Figure 1. Murine fibrosarcoma CMS5a is highly refractory to checkpoint inhibition and lacks a specific CD8⁺ T cell response.

(A) The murine tumor cell line CT26, CMS7, CMS5a/NY, or CMS5a was subcutaneously inoculated into BALB/c mice. Checkpoint inhibitors including anti–PD-1 (200 μg/mouse), anti–CTLA-4 (100 μg/mouse), and anti-GITR (200 μg/mouse) Abs (n = 8–10 mice per group) or isotype control Abs (n = 8 mice per group) were i.p. injected on days 7, 9, and 11. (B) The experiment was performed in nude mice as described in A. (C and D) Induction of a tumor-specific CD8⁺ T cell response by checkpoint inhibition was evaluated.
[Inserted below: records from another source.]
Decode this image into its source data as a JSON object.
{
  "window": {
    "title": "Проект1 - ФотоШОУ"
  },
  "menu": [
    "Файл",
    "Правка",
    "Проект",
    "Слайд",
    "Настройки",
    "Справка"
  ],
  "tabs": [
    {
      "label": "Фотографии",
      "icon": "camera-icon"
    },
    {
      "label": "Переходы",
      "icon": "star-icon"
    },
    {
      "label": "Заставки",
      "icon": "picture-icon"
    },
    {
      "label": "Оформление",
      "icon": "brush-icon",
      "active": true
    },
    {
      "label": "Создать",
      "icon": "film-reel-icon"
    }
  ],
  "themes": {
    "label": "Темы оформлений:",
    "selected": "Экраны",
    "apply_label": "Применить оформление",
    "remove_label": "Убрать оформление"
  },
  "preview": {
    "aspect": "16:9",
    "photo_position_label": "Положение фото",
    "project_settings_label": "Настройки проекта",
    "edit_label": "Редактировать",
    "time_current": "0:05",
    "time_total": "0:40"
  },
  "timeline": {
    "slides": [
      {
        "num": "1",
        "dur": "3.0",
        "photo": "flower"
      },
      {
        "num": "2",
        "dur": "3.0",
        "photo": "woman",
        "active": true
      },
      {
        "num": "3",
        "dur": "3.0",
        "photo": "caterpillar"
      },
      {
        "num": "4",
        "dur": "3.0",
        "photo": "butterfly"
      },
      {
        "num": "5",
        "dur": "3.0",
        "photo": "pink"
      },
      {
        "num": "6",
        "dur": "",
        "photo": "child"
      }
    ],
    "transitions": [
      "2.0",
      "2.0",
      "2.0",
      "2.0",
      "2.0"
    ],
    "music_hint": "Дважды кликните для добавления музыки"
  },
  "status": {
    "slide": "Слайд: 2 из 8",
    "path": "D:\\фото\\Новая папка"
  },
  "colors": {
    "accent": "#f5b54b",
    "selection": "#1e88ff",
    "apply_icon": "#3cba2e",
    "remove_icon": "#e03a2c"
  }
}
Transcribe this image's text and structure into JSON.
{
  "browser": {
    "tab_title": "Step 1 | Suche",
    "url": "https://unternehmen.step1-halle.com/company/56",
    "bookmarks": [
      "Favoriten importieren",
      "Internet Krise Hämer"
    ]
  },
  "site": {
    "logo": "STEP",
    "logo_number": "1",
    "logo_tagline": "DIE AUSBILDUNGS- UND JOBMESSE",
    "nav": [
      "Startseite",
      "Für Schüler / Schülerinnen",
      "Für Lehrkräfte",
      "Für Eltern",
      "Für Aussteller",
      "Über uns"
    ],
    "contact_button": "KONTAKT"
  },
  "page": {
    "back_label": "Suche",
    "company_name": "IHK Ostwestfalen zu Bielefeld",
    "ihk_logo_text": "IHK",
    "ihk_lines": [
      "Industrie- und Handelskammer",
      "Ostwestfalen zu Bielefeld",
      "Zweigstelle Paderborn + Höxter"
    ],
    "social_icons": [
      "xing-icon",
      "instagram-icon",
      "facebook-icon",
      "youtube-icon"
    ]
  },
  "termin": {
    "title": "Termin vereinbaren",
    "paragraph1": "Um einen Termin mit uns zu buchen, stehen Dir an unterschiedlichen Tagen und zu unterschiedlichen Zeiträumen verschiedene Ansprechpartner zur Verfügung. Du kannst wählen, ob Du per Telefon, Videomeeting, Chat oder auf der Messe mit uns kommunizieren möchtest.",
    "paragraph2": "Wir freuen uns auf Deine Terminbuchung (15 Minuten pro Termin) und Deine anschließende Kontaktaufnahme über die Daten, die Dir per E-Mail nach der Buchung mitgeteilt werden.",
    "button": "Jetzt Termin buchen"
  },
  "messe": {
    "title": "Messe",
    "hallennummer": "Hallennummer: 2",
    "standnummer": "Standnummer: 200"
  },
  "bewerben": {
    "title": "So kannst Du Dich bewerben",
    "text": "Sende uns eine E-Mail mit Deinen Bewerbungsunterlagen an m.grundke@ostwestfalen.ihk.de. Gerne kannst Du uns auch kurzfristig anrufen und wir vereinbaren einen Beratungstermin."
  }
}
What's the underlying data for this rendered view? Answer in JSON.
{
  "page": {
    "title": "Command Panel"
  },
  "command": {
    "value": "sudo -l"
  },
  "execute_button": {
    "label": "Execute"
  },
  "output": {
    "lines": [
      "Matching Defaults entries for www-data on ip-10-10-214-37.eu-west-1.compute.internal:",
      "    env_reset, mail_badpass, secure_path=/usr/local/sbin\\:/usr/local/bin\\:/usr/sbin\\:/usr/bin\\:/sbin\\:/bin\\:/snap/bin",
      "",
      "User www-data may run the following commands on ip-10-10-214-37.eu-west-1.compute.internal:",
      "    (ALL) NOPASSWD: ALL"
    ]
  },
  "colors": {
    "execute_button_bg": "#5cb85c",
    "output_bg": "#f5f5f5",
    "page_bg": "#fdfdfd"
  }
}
BALB/c mice bearing CT26, CMS7, CMS5a/NY, or CMS5a tumors were treated with checkpoint inhibitors. Seven days after the last administration, splenocytes were isolated and restimulated with peptides of predicted neoepitopes or known tumor antigens (AH-1 in CT26 and NY-ESO-1 p81 in CMS5a/NY tumors). The frequency of stimulated CD8⁺ T cells was quantified by (C) intracellular IFN-γ staining (n = 4 mice per group) or (D) the fold increase in CXCL9 mRNA levels compared with DMSO. The experiments were repeated at least 2 to 4 times with similar results. *P < 0.05, by Mann-Whitney U test.